Think of the stock holders as citizens of a State.  Together, they form a small society.  The stock holders own the corporation (in theory), but they also share in the risks associated with running the corporation without having much real control over it.  They can vote and even elected the President of the corporation, but they have little more control over what that President does or how he runs the corporation than the average citizen has over their State over their governor.  If the company fails, they can lose their investment.  But, even in a well-run corporation, the President of the corporation and his small group of ‘administrators’ generally tend to treat the corporation as their private property.  How often do such people in the real world refer to the corporations they run as “mine?’ How many decisions do they make without ever consulting the stock holders, or even in the face of stock holder opposition?  This is basically what Woodrow Wilson said is the best form of government for the nation: an elected dictatorship (see The Study of Administration).  So, now that you are thinking of a corporation in these terms, tell me: how is it different from this?

Definition of SOCIALISM

1: any of various economic and political theories advocating collective or governmental ownership and administration of the means of production and distribution of goods

Now, before you dismiss the connection, think about a few things.  How do we put artificial entities in jail when they break the law?  Usually, we just fine the corporation.  But this doesn’t hurt the corporation; it just raises its prices and passes the penalty for its crimes to its customers.  We’ve done nothing to discourage the corporation from breaking the law again.  This is a violation of Natural Law and, as a simple fact of human nature, inevitably leads to abuses of just this sort.  But there’s more.

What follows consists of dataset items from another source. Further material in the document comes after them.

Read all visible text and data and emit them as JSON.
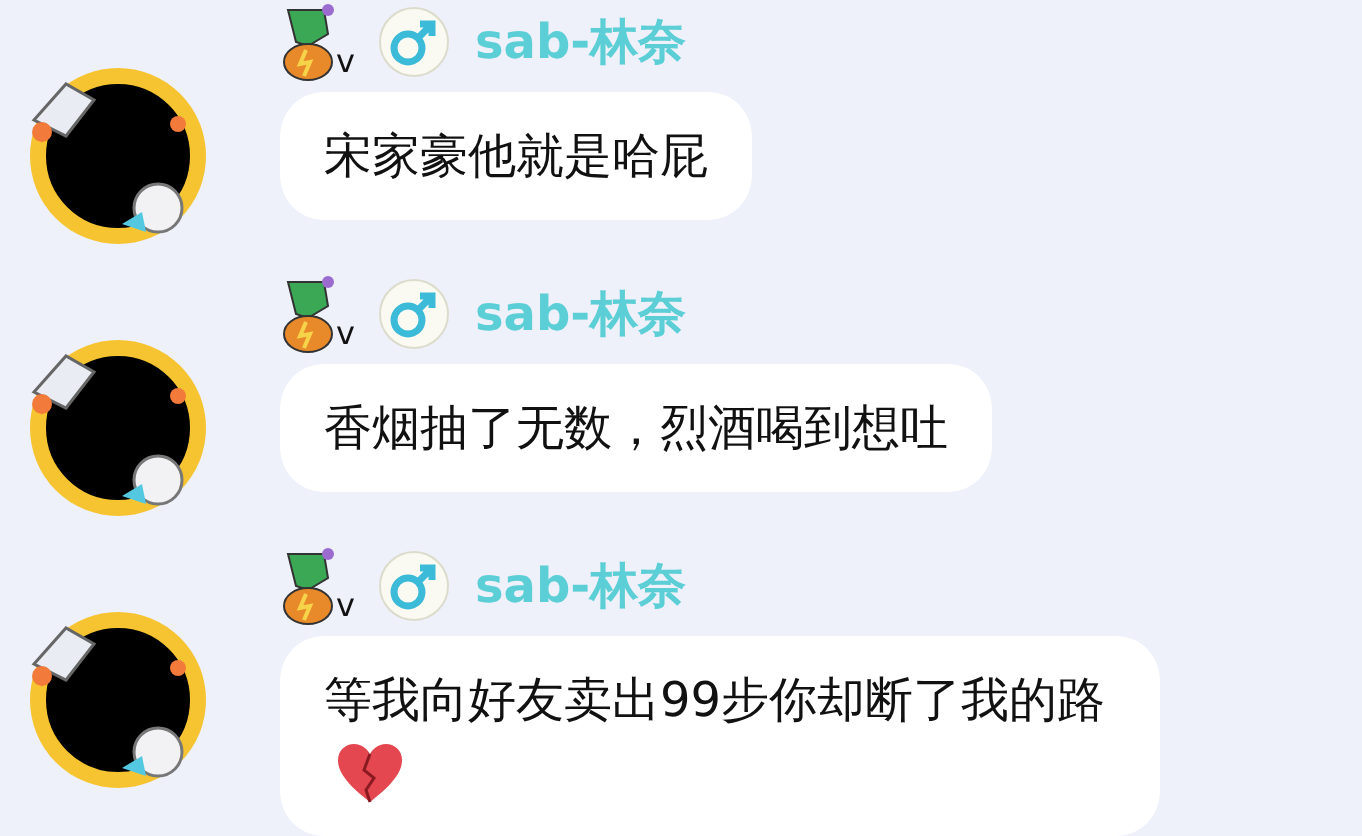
{
  "messages": [
    {
      "level_badge": "v",
      "sender": "sab-林奈",
      "text": "宋家豪他就是哈屁",
      "emoji": false
    },
    {
      "level_badge": "v",
      "sender": "sab-林奈",
      "text": "香烟抽了无数，烈酒喝到想吐",
      "emoji": false
    },
    {
      "level_badge": "v",
      "sender": "sab-林奈",
      "text": "等我向好友卖出99步你却断了我的路",
      "emoji": true
    }
  ]
}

As soon as a corporation starts to think of itself as a collective, it starts to act in the perceived best interest of that collective.  But this usually equates to the best interest of the people running the corporation because the individual stock holders are lost in the creation of this artificial entity we call ‘the collective.’  So, instead of paying out greater dividends to its rightful owners, the corporation spends money to ‘lobby’ government to pass laws that limit competition, thereby helping to solidify market share and increase profits.  Or it spends money to lobby government to give it select contracts.  It doesn’t matter: the point is that it has used the collective against smaller businesses, thereby destroying the free market.

Here’s the clincher.  How does all this destroy the free market?  Because it uses the law to make an artificial person that can then take advantage of this artificial nature against the very people who created it.  This is a violation of the Social Contract that allowed the creation of the corporation.  In other words: the corporation uses the laws of society to create itself, then it uses the greater profits it can accumulate due to its special nature to protect itself by limiting free trade.  And at that point, ‘Capitalism’ ceases to be free trade and becomes something closer to a collection of competing socialist entities within the same economy.

0 responses to “Form & Function: Capitalism Does Not Necessarily Mean Free Market

  1. Pingback: The ‘Conservative’ Third Rail — at Least on the RNL :-) | The Rio Norte Line

  2. Makes sense to me.

    It is no wonder that the govt. is willing to bail corporations out. It’s like a form of logrolling: The corporations grease the politicians’ palms, and in so doing, not only profit themselves, but are willing to take the outrage of the public by allowing themselves to be coined “capitalism” or “free markets”.